Impor Pangan Triliunan, Pemerintah Salah dalam Pendidikan

Pegiat Sosial Odesa Indonesia, Basuki Suhardiman menyatakan, keadaan pangan Indonsia saat ini sudah sangat mencemaskan. Menurutnya, banyak data tentang impor dan ekspor bahan pangan dari tahun ke tahun yang memperlihatkan keadaan Indonesia seperti tidak memiliki kegiatan baru pada bidang pertanian.




“Yang sudah ada seperti kopi menurun, yang belum berkembang dihantam impor. Kita tidak memiliki model produksi yang bisa mencukupi kebutuhan pangan kita sendiri, dan dari tahun ke tahun usaha pemerintah tidak memberikan kabar yang menjanjikan,” katanya.

Basuki memaparkan data tersebut pada acara “Dialog Publik Malam tahun Baru: Masa Depan Jawa Barat: Antara modernisasi dan keterbelakangan di Pasir Impun,desa Cikadut Kecamatan Cimenyan Kabupaten Bandung, Minggu 31 Desember 2017.

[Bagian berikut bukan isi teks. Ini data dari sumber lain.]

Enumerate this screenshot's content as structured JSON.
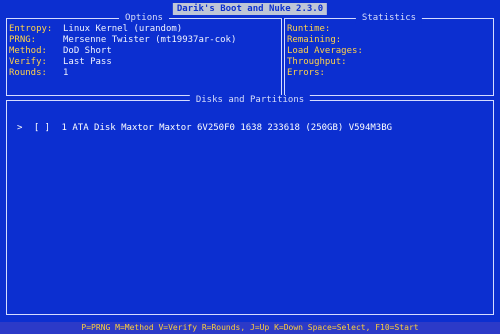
{
  "title": "Darik's Boot and Nuke 2.3.0",
  "options": {
    "heading": "Options",
    "rows": [
      {
        "label": "Entropy:",
        "value": "Linux Kernel (urandom)"
      },
      {
        "label": "PRNG:",
        "value": "Mersenne Twister (mt19937ar-cok)"
      },
      {
        "label": "Method:",
        "value": "DoD Short"
      },
      {
        "label": "Verify:",
        "value": "Last Pass"
      },
      {
        "label": "Rounds:",
        "value": "1"
      }
    ]
  },
  "statistics": {
    "heading": "Statistics",
    "rows": [
      {
        "label": "Runtime:"
      },
      {
        "label": "Remaining:"
      },
      {
        "label": "Load Averages:"
      },
      {
        "label": "Throughput:"
      },
      {
        "label": "Errors:"
      }
    ]
  },
  "disks": {
    "heading": "Disks and Partitions",
    "items": [
      {
        "cursor": ">",
        "selected": "[ ]",
        "description": "1 ATA Disk Maxtor Maxtor 6V250F0 1638 233618 (250GB) V594M3BG"
      }
    ]
  },
  "footer": {
    "hint": "P=PRNG M=Method V=Verify R=Rounds, J=Up K=Down Space=Select, F10=Start"
  }
}
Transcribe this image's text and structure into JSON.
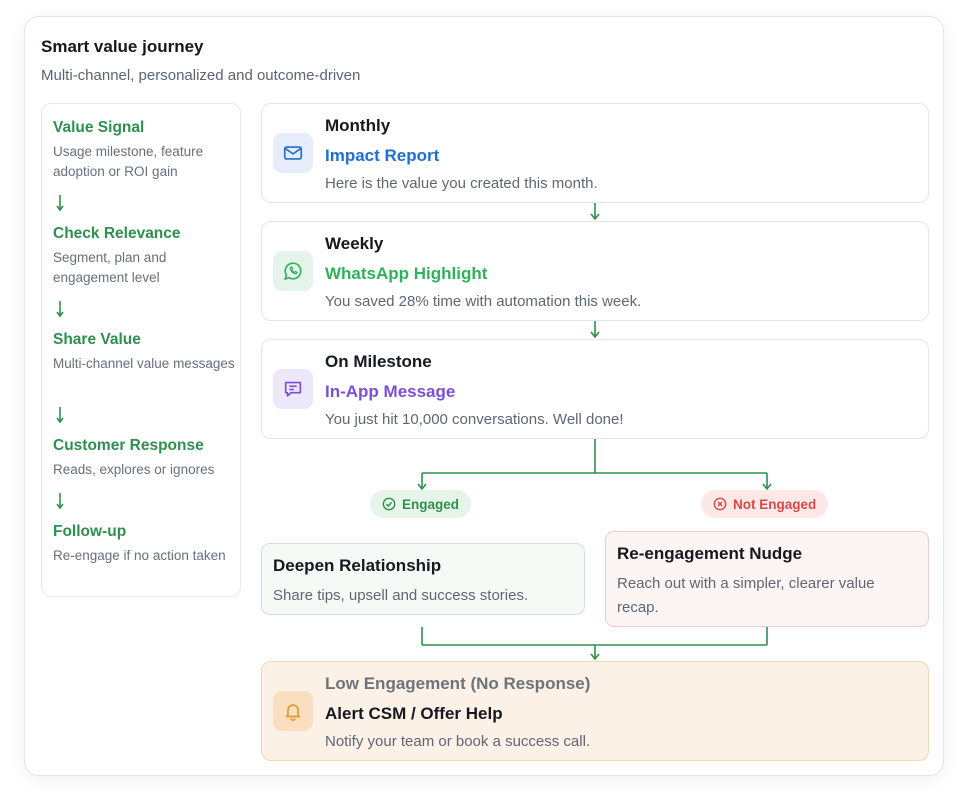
{
  "header": {
    "title": "Smart value journey",
    "subtitle": "Multi-channel, personalized and outcome-driven"
  },
  "steps": [
    {
      "title": "Value Signal",
      "desc": "Usage milestone, feature adoption or ROI gain"
    },
    {
      "title": "Check Relevance",
      "desc": "Segment, plan and engagement level"
    },
    {
      "title": "Share Value",
      "desc": "Multi-channel value messages"
    },
    {
      "title": "Customer Response",
      "desc": "Reads, explores or ignores"
    },
    {
      "title": "Follow-up",
      "desc": "Re-engage if no action taken"
    }
  ],
  "flow": [
    {
      "category": "Monthly",
      "channel": "Impact Report",
      "message": "Here is the value you created this month.",
      "icon": "mail-icon",
      "accent": "#1f6fd1",
      "icon_bg": "#e6ecf9"
    },
    {
      "category": "Weekly",
      "channel": "WhatsApp Highlight",
      "message": "You saved 28% time with automation this week.",
      "icon": "whatsapp-icon",
      "accent": "#2fb35a",
      "icon_bg": "#e5f4ea"
    },
    {
      "category": "On Milestone",
      "channel": "In-App Message",
      "message": "You just hit 10,000 conversations. Well done!",
      "icon": "chat-message-icon",
      "accent": "#7a4fd8",
      "icon_bg": "#ede7fa"
    }
  ],
  "branches": {
    "engaged_label": "Engaged",
    "not_engaged_label": "Not Engaged"
  },
  "outcomes": {
    "deepen": {
      "title": "Deepen Relationship",
      "desc": "Share tips, upsell and success stories."
    },
    "reengage": {
      "title": "Re-engagement Nudge",
      "desc": "Reach out with a simpler, clearer value recap."
    }
  },
  "final": {
    "category": "Low Engagement (No Response)",
    "action": "Alert CSM / Offer Help",
    "desc": "Notify your team or book a success call.",
    "icon": "bell-icon"
  },
  "colors": {
    "green": "#2f8f4e",
    "connector": "#2f8f4e",
    "red": "#d94848",
    "amber": "#e59a2b"
  }
}
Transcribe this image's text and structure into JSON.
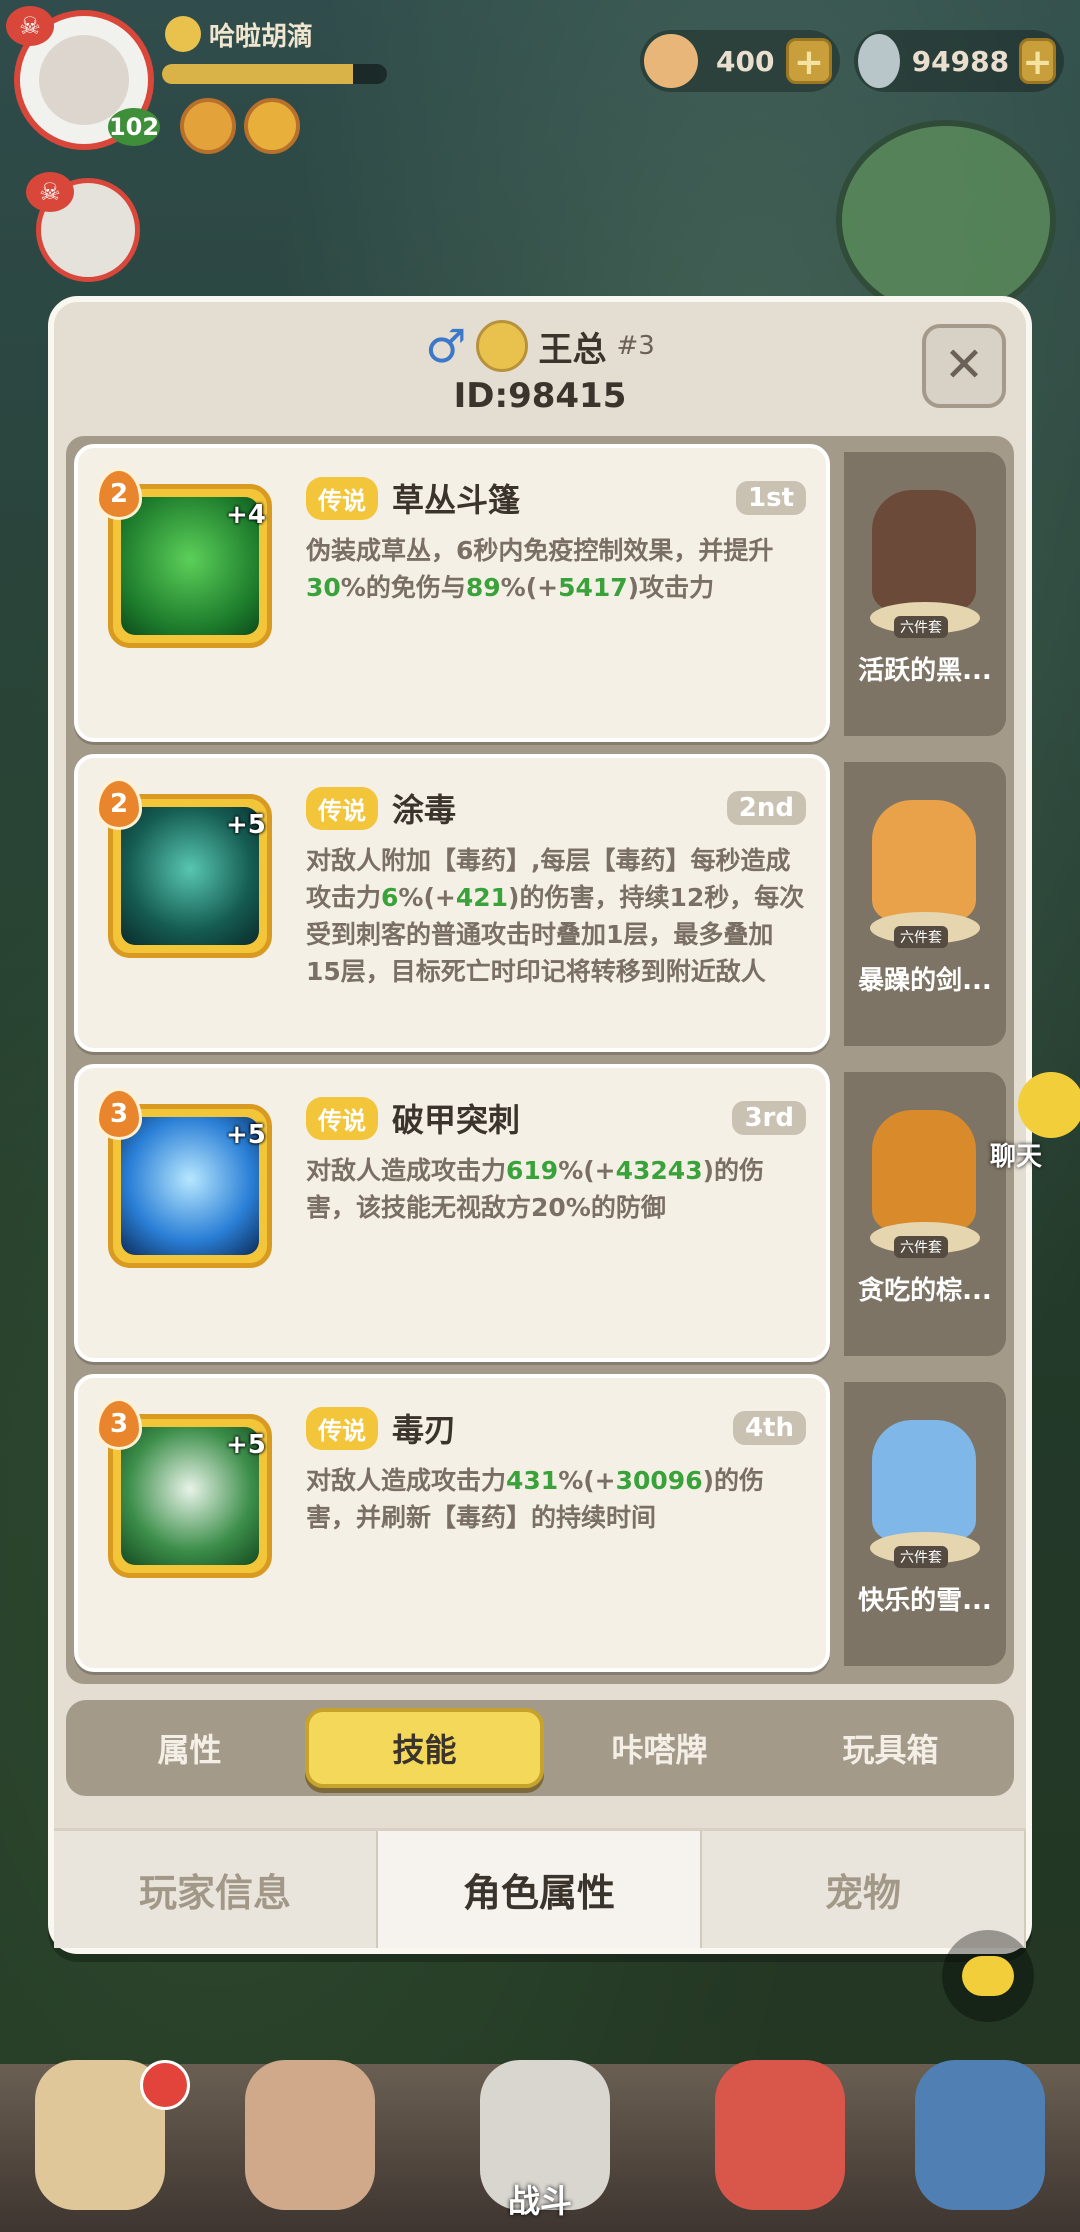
{
  "player": {
    "name": "哈啦胡滴",
    "level": "102",
    "exp_fraction": 0.85
  },
  "currency": {
    "shells": "400",
    "gems": "94988"
  },
  "chat_side_label": "聊天",
  "profile": {
    "gender_icon": "male-symbol-icon",
    "name": "王总",
    "tag": "#3",
    "id_text": "ID:98415"
  },
  "skills": [
    {
      "level": "2",
      "plus": "+4",
      "rarity": "传说",
      "name": "草丛斗篷",
      "rank": "1st",
      "icon": "bush-cloak-icon",
      "desc_parts": [
        {
          "t": "伪装成草丛，6秒内免疫控制效果，并提升"
        },
        {
          "t": "30",
          "g": true
        },
        {
          "t": "%的免伤与"
        },
        {
          "t": "89",
          "g": true
        },
        {
          "t": "%(+"
        },
        {
          "t": "5417",
          "g": true
        },
        {
          "t": ")攻击力"
        }
      ],
      "set_name": "活跃的黑...",
      "set_tag": "六件套"
    },
    {
      "level": "2",
      "plus": "+5",
      "rarity": "传说",
      "name": "涂毒",
      "rank": "2nd",
      "icon": "poison-drop-icon",
      "desc_parts": [
        {
          "t": "对敌人附加【毒药】,每层【毒药】每秒造成攻击力"
        },
        {
          "t": "6",
          "g": true
        },
        {
          "t": "%(+"
        },
        {
          "t": "421",
          "g": true
        },
        {
          "t": ")的伤害，持续12秒，每次受到刺客的普通攻击时叠加1层，最多叠加15层，目标死亡时印记将转移到附近敌人"
        }
      ],
      "set_name": "暴躁的剑...",
      "set_tag": "六件套"
    },
    {
      "level": "3",
      "plus": "+5",
      "rarity": "传说",
      "name": "破甲突刺",
      "rank": "3rd",
      "icon": "armor-pierce-icon",
      "desc_parts": [
        {
          "t": "对敌人造成攻击力"
        },
        {
          "t": "619",
          "g": true
        },
        {
          "t": "%(+"
        },
        {
          "t": "43243",
          "g": true
        },
        {
          "t": ")的伤害，该技能无视敌方20%的防御"
        }
      ],
      "set_name": "贪吃的棕...",
      "set_tag": "六件套"
    },
    {
      "level": "3",
      "plus": "+5",
      "rarity": "传说",
      "name": "毒刃",
      "rank": "4th",
      "icon": "poison-skull-icon",
      "desc_parts": [
        {
          "t": "对敌人造成攻击力"
        },
        {
          "t": "431",
          "g": true
        },
        {
          "t": "%(+"
        },
        {
          "t": "30096",
          "g": true
        },
        {
          "t": ")的伤害，并刷新【毒药】的持续时间"
        }
      ],
      "set_name": "快乐的雪...",
      "set_tag": "六件套"
    }
  ],
  "subtabs": [
    "属性",
    "技能",
    "咔嗒牌",
    "玩具箱"
  ],
  "subtab_active": 1,
  "maintabs": [
    "玩家信息",
    "角色属性",
    "宠物"
  ],
  "maintab_active": 1,
  "bottom_nav": {
    "center_label": "战斗"
  },
  "colors": {
    "accent_yellow": "#f3d85a",
    "value_green": "#3aa23a",
    "rank_gray": "#c9c1b2"
  }
}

“Setiap tahun bahan pangan kita impor lebih 100 triliun. Contoh gandum kita impor sampai 24 milliyar dollar, atau sekitar 30 triliun lebih. Salahsatu hasil impor ini untuk bahan baku mie instans,” kata basuki.

Selain contoh gandum, Basuki juga mencontohkan impor kedelai yang setiap tahun Indonesia masih mengimpor kurang lebih 13 triliun padahal ini untuk bahan makanan rakyat seperti tempe. Sedangkan beras masih impor sekitar 7 triliun pertahun. Bawang masih impor sekitar 7 triliun pertahun. Bahkan bibit bunga matahari saja Indonesia mengimpor sampai 100 milyar per bibit.

“Kemudian ada yang menarik kopi. Kita ekspor sekarang hanya 13 triliun sebelumnya 15 triliun. Artinya menurun. Tahun 2017 sangat mengkhawatirkan karena neraca perdagangan kita hanya tinggal 130 miliyar. Artinya laba dari perdagangan satu negara hanya 130 milyar. Seandainya dibagi 250 juta penduduk, paling setiap rakyat hanya mendapat uang Rp 2-3ribu,” papar Basuki.

Akar masalah
Lebih jauh Basuki menilai, pemerintah juga banyak melakukan kesalahan dalam dunia pendidikan sehingga tidak mampu memproduksi lulusan sekolah yang mampu menyelesaikan masalah, terutama pada urusan yang paling mendasar yaitu pangan. Satu hal yang mendasar pada problem penyedia pangan karena pemerintah tidak bisa melihat keadaan sesungguhnya keadaan keluarga akar rumput di perdesaan.

“Pemerintah berpikir mereka adalah farmer sehingga kebijakannya berorientasi farming. Sementaranya kenyataan di lapangan mereka adalah peasent, atau petani ladang, itupun kebanyakan ladangnya bukan milik petani sendiri,” katanya.

Menurut Basuki, situasi rumah tangga petani dalam konteks peasent ini mirip dengan kehidupan Eropa 500 tahun lalu. Itulah mengapa kami dari odesa Indonesia mengambil peran pendampingan pada pertanian rumah tangga dan bukan strategi pertanian dalam konteks farmer,” terangnya.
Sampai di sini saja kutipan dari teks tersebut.